Bei den Zeitgenossen scheint die Renaissance-Idee vor allem eines zu sein: der Ausdruck eines anderen, neuen Selbstgefühls. Eugenio Garin schreibt: "Es ist allgemein ein polemisches Bewußtsein [sic], das natürlich nicht allein das neue Zeitalter formt, aber einige seiner Aspekte bestimmt" und sieht am Beginn zwei Beweggründe: "zur antiken Welt und zum klassischen Wissen zurückzukehren und das Ende einer Epoche der menschlichen Geschichte, der mittelalterlichen, zu proklamieren" (Die Kultur der Renaissance, in: Propyläen Weltgeschichte, Bd. 6 [1964], S. 429-534 [434]).

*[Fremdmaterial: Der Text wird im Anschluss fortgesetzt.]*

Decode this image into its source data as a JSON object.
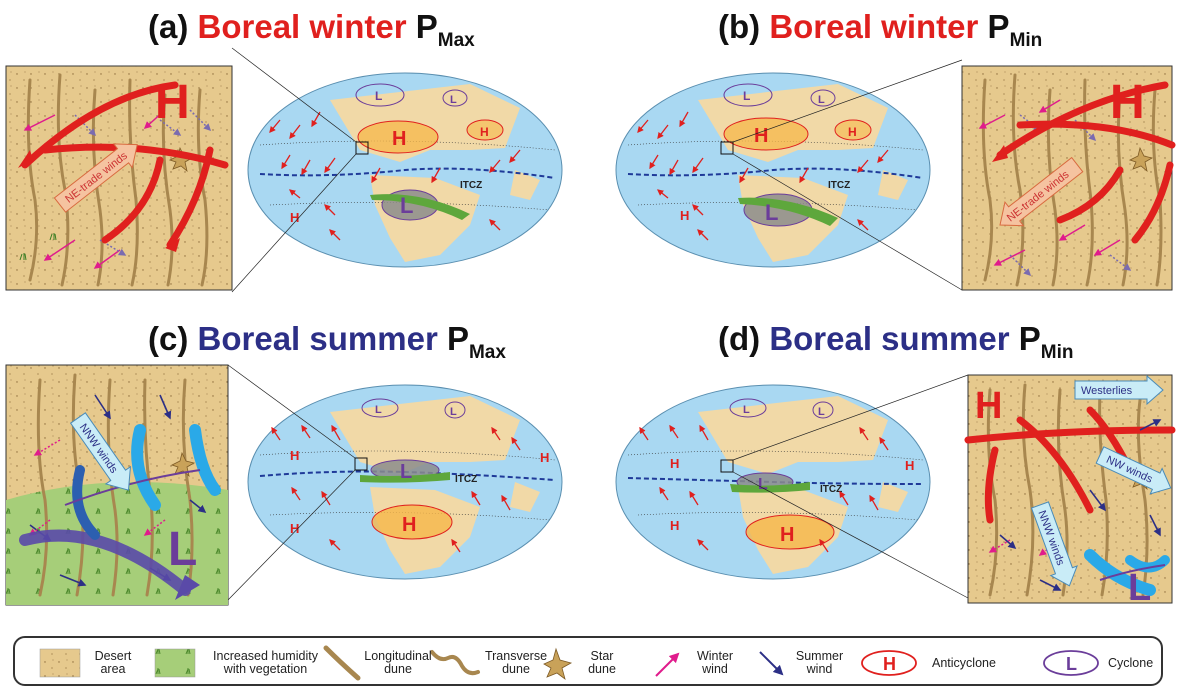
{
  "panels": {
    "a": {
      "label": "(a)",
      "season": "Boreal winter",
      "p": "P",
      "sub": "Max"
    },
    "b": {
      "label": "(b)",
      "season": "Boreal winter",
      "p": "P",
      "sub": "Min"
    },
    "c": {
      "label": "(c)",
      "season": "Boreal summer",
      "p": "P",
      "sub": "Max"
    },
    "d": {
      "label": "(d)",
      "season": "Boreal summer",
      "p": "P",
      "sub": "Min"
    }
  },
  "map_labels": {
    "high": "H",
    "low": "L",
    "itcz": "ITCZ"
  },
  "inset_labels": {
    "ne_trade_winds": "NE-trade winds",
    "nnw_winds": "NNW winds",
    "westerlies": "Westerlies",
    "nw_winds": "NW winds"
  },
  "legend": {
    "desert_area": [
      "Desert",
      "area"
    ],
    "humidity": [
      "Increased humidity",
      "with vegetation"
    ],
    "longitudinal": [
      "Longitudinal",
      "dune"
    ],
    "transverse": [
      "Transverse",
      "dune"
    ],
    "star": [
      "Star",
      "dune"
    ],
    "winter_wind": [
      "Winter",
      "wind"
    ],
    "summer_wind": [
      "Summer",
      "wind"
    ],
    "anticyclone": "Anticyclone",
    "cyclone": "Cyclone",
    "anticyclone_symbol": "H",
    "cyclone_symbol": "L"
  },
  "colors": {
    "winter_red": "#e0201e",
    "summer_navy": "#2c2f86",
    "ocean": "#a9d8f2",
    "land": "#f1d9a7",
    "sand": "#e6c98d",
    "vegetation": "#a6ce79",
    "magenta_wind": "#e01c8c",
    "cyclone_purple": "#6b3d9a"
  }
}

Warum das gerade in Italien geschah, hat viele Gründe, unter anderem sicher den, dass dort viele Städte ihre alten Bauten bewahrt hatten und die klassische Kunst weiterlebte und immer noch Bewunderung erregte. (Auf andere Faktoren wäre noch zurückzukommen.) Vorbereitet wurde dies bereits um 1300 durch Dichter wie Petrarca, welche die "neue Zeit" so beschrieben:
Nur schöne Seelen, die das Gute stärken
Bewohnen dann die Welt, die golden strahlet
Und schon und reich wird an antiken Werken (zit. ebd.)
Etwas überspitzt gesagt: Petrarca & Co. betrieben Geschichtspolitik.

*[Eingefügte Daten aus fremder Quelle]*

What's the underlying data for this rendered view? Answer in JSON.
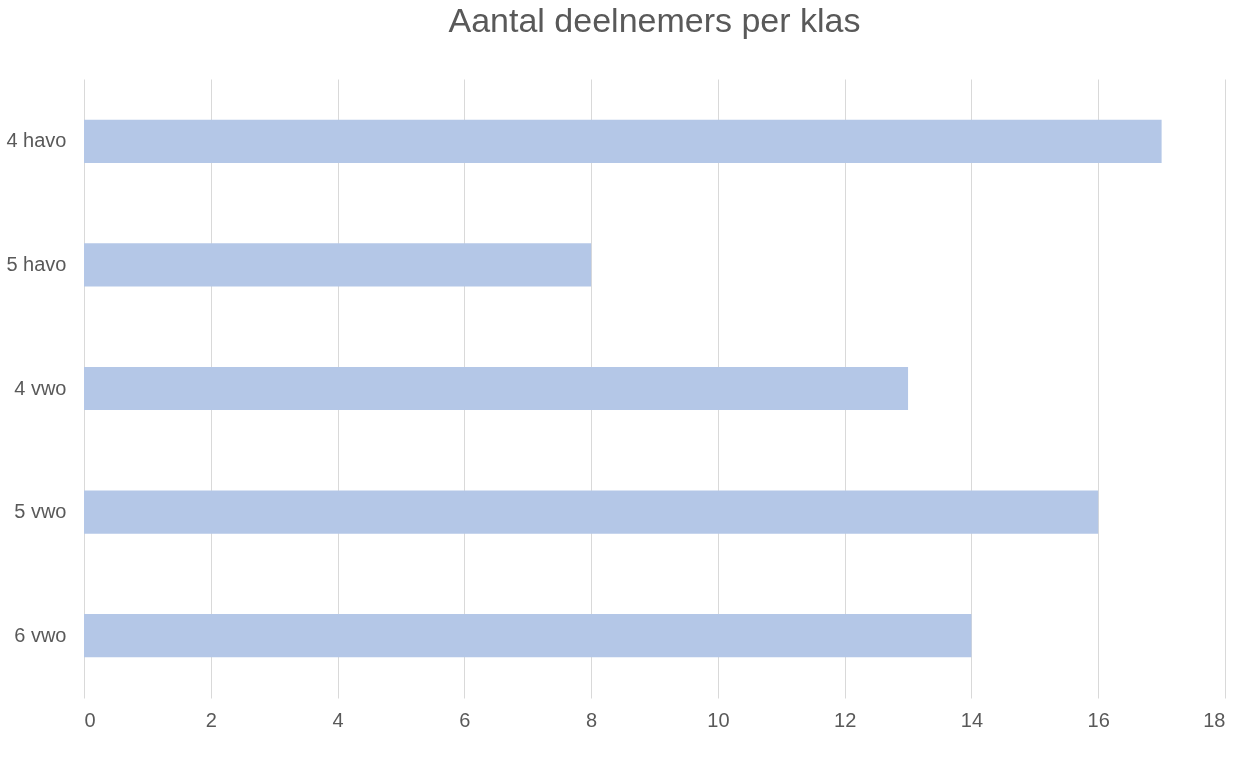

Um die Kontroverse ein wenig zu schüren, setze ich aber nochmal bei Oswald Spengler an, der (Bd. 2, S. 355 f.) die oben erwähnte Differenz der Renaissance zur Gotik apodiktisch verneint: "Die Renaissance hat den starken Glauben der Gotik zur beständigen Voraussetzung des Weltgefühls. ... Man lasse doch endlich das Märchen von einer Erneuerung des 'Altertums' fallen. ... Der antike Mythos war ein Unterhaltungsstoff, ein allegorisches Spiel; durch seinen dünnen Schleier hindurch sah man den wirklichen, den gotischen, nicht minder scharf."

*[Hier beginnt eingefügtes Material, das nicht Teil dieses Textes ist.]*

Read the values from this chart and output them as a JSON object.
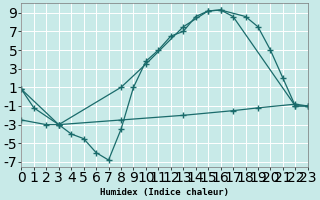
{
  "xlabel": "Humidex (Indice chaleur)",
  "bg_color": "#c8eae8",
  "grid_color": "#ffffff",
  "line_color": "#1a6b6b",
  "xlim": [
    0,
    23
  ],
  "ylim": [
    -7.5,
    10
  ],
  "yticks": [
    -7,
    -5,
    -3,
    -1,
    1,
    3,
    5,
    7,
    9
  ],
  "xticks": [
    0,
    1,
    2,
    3,
    4,
    5,
    6,
    7,
    8,
    9,
    10,
    11,
    12,
    13,
    14,
    15,
    16,
    17,
    18,
    19,
    20,
    21,
    22,
    23
  ],
  "line1_x": [
    0,
    1,
    3,
    4,
    5,
    6,
    7,
    8,
    9,
    10,
    11,
    12,
    13,
    14,
    15,
    16,
    17,
    22,
    23
  ],
  "line1_y": [
    0.8,
    -1.2,
    -3,
    -4,
    -4.5,
    -6,
    -6.8,
    -3.5,
    1,
    3.8,
    5,
    6.5,
    7,
    8.6,
    9.2,
    9.3,
    8.6,
    -1,
    -1
  ],
  "line2_x": [
    0,
    3,
    8,
    10,
    13,
    15,
    16,
    18,
    19,
    20,
    21,
    22,
    23
  ],
  "line2_y": [
    0.8,
    -3,
    1,
    3.5,
    7.5,
    9.2,
    9.3,
    8.6,
    7.5,
    5,
    2,
    -1,
    -1
  ],
  "line3_x": [
    0,
    2,
    3,
    8,
    13,
    17,
    19,
    22,
    23
  ],
  "line3_y": [
    -2.5,
    -3,
    -3,
    -2.5,
    -2,
    -1.5,
    -1.2,
    -0.8,
    -1
  ]
}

Entscheidend ist hierbei, wie Spengler "Gotik" kultur- bzw. mentalitätsgeschichtlich einordnet, nämlich als die Zeit dreier großer Schöpfungen: des Marienkultes, des Teufelsglaubens und des Bußsakraments (S. 358). Seine These, dass die Renaissance Fleisch vom Fleisch der Gotik sei, gewinnt unter diesem - zunächst befremdlich wirkenden - Aspekt an Plausibilität: Denn "Raffael war der innigste aller Madonnenmaler; ein fester Glaube an das Teufelswesen und an die Erlösung von ihm durch die Heiligen liegt dieser ganzen Kunst und Schriftstellerei [der R.] zugrunde, und alle ohne Ausnahme, Maler, Architekten, Humanisten, mochten sie die Namen Cicero, Virgil, Venus, Apollo täglich im Munde führen, haben die Hexenbrände allabendlich als etwas ganz Natürliches betrachtet und Amulette gegen den Teufel getragen", und als Leonardo "an der heiligen Anna selbdritt arbeitete, auf der Höhe der Renaissance, wurde in Rom im besten Humanistenlatein der Hexenhammer geschrieben (1487)" (S. 356).